Derzeit finden viele Theorien Anklang, die die große Mehrheit noch vor eineinhalb Jahren für absurde Spinnerei abgetan hätte. Ein Beispiel dafür ist Gold. Einige selbsternannte Experten behaupten, dass ein Teil unseres Problems heute darin besteht, dass wir seit den 1970er Jahren den sogenannten Goldstandard abgeschafft haben. Damit ist gemeint, dass früher der Wert einer Währung durch Goldreserven gedeckt war, die die Zentralbank hielt.

Nachfolgend ein paar kritische Gedanken dazu…

Heute ist es einigen unheimlich, dass beispielsweise die EZB – wie es scheint- nach Belieben die Notenpresse anschmeißen kann. Dass hier tatsächlich keine Beliebigkeit am Werke ist, sondern die Maßnahmen sehr wohl überlegt sind, entgeht vielen.
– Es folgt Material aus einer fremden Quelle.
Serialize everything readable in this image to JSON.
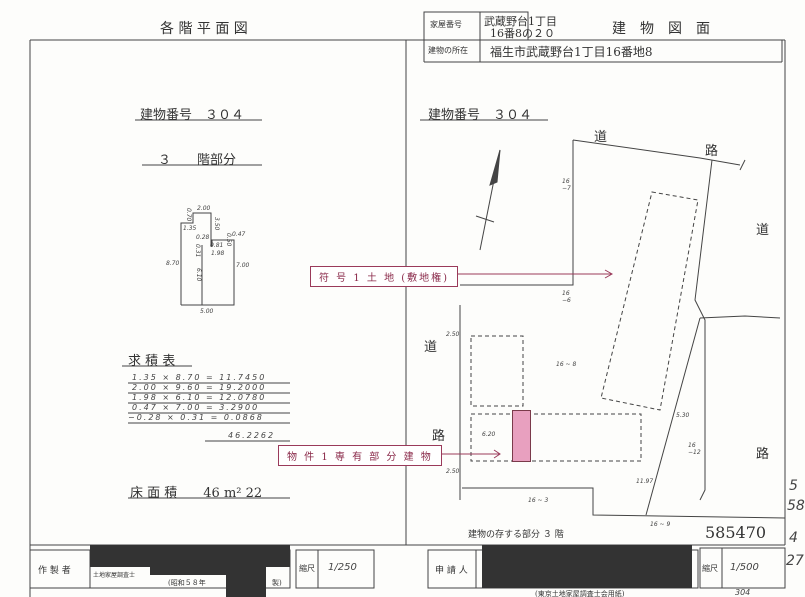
{
  "header": {
    "left_title": "各 階 平 面 図",
    "right_title": "建　物　図　面",
    "house_number_label": "家屋番号",
    "house_number_line1": "武蔵野台1丁目",
    "house_number_line2": "16番8の２０",
    "location_label": "建物の所在",
    "location_value": "福生市武蔵野台1丁目16番地8"
  },
  "floor_plan": {
    "building_number": "建物番号　３０４",
    "floor_label": "３　　階部分",
    "dims": [
      "2.00",
      "0.70",
      "1.35",
      "3.50",
      "0.28",
      "0.31",
      "0.81",
      "0.50",
      "0.47",
      "1.98",
      "8.70",
      "6.10",
      "7.00",
      "5.00"
    ],
    "area_table_title": "求 積 表",
    "area_rows": [
      "1.35 × 8.70 = 11.7450",
      "2.00 × 9.60 = 19.2000",
      "1.98 × 6.10 = 12.0780",
      "0.47 × 7.00 = 3.2900",
      "−0.28 × 0.31 = 0.0868"
    ],
    "area_total": "46.2262",
    "floor_area": "床 面 積　　46 m² 22"
  },
  "site_plan": {
    "building_number": "建物番号　３０４",
    "road_labels": [
      "道",
      "路",
      "道",
      "路",
      "道",
      "路"
    ],
    "lot_labels": [
      "16\n−7",
      "16\n−6",
      "16 ~ 8",
      "16\n−12",
      "16 ~ 3",
      "16 ~ 9"
    ],
    "dim_labels": [
      "6.20",
      "2.50",
      "2.50",
      "11.97",
      "5.30"
    ],
    "callout_land": "符 号 1 土 地 (敷地権)",
    "callout_building": "物 件 1 専 有 部 分 建 物",
    "floor_note": "建物の存する部分 ３ 階",
    "doc_number": "585470"
  },
  "footer": {
    "maker_label": "作 製 者",
    "maker_title": "土地家屋調査士",
    "maker_date": "(昭和５８年",
    "maker_suffix": "製)",
    "scale_label_left": "縮尺",
    "scale_left": "1/250",
    "applicant_label": "申 請 人",
    "scale_label_right": "縮尺",
    "scale_right": "1/500",
    "paper_note": "(東京土地家屋調査士会用紙)",
    "page_note": "304"
  },
  "margin_note": [
    "5",
    "58",
    "4",
    "27"
  ],
  "colors": {
    "highlight": "#e8a0bf",
    "callout_border": "#9a3a5a"
  }
}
Wer behauptet, dass der Goldstandard eine Lösung für die derzeitige Krise darstellt, kennt offenbar die Wirtschaftsgeschichte nicht. Während des gesamten 19. Jahrhunderts hatte der Goldstandard in den europäischen Staaten und in Amerika Gültigkeit. Damals gab es viel häufiger und in der Regel noch dramatischere Finanzkrisen, als wie sie momentan erleben. Hier ein paar Zitate von Betroffenen, die ich aus dem Buch von Charles Kindleberger entnommen habe („Manien, Paniken Crashs“):

1825. Großbritannien: „Die Öffentlichkeit wurde von einer nie da gewesenen Panik erfasst.“
1837. USA: „Einer der zerstörerischsten Ausbrüche der Panik, die diese Nation je erlebt hat.“
1847. Großbritannien: „Man kann mit gutem Gewissen behaupten, dass die City (London) seit dem Sturz Napoleons nicht mehr so aufgeregt war.“
1857. Großbritannien: „Die Krise des Jahres 1857 war die schwerste, die England oder eine andere Nation je erlebt hat.“
1857. Hamburg: „Eine so vollständige und klassische Panik hat Hamburg nie zuvor erlebt.“
1866. Großbritannien: „Die Krise des Jahres 1866 war die schwerste der Neuzeit.“
1873. Deutschland: „Die langwierigste Krise seit 56 Jahren.“
1882. Frankreich: „Noch nie habe ich eine solche Katastrophe erlebt.“

Während der Zeiten des Goldstandards gab es ungefähr alle 10 Jahre eine schwerwiegende Finanzkrise. Interessant ist auch, dass die Betroffenen jedes Mal glaubten, gerade die schlimmste Finanzkrise zu durchleben, die es je gegeben hat. Und irgendwie ging es doch immer wieder weiter. Wir heute haben den Großteil dieser Krisen sogar schlicht vergessen, nur noch der Historiker weiß noch von ihnen.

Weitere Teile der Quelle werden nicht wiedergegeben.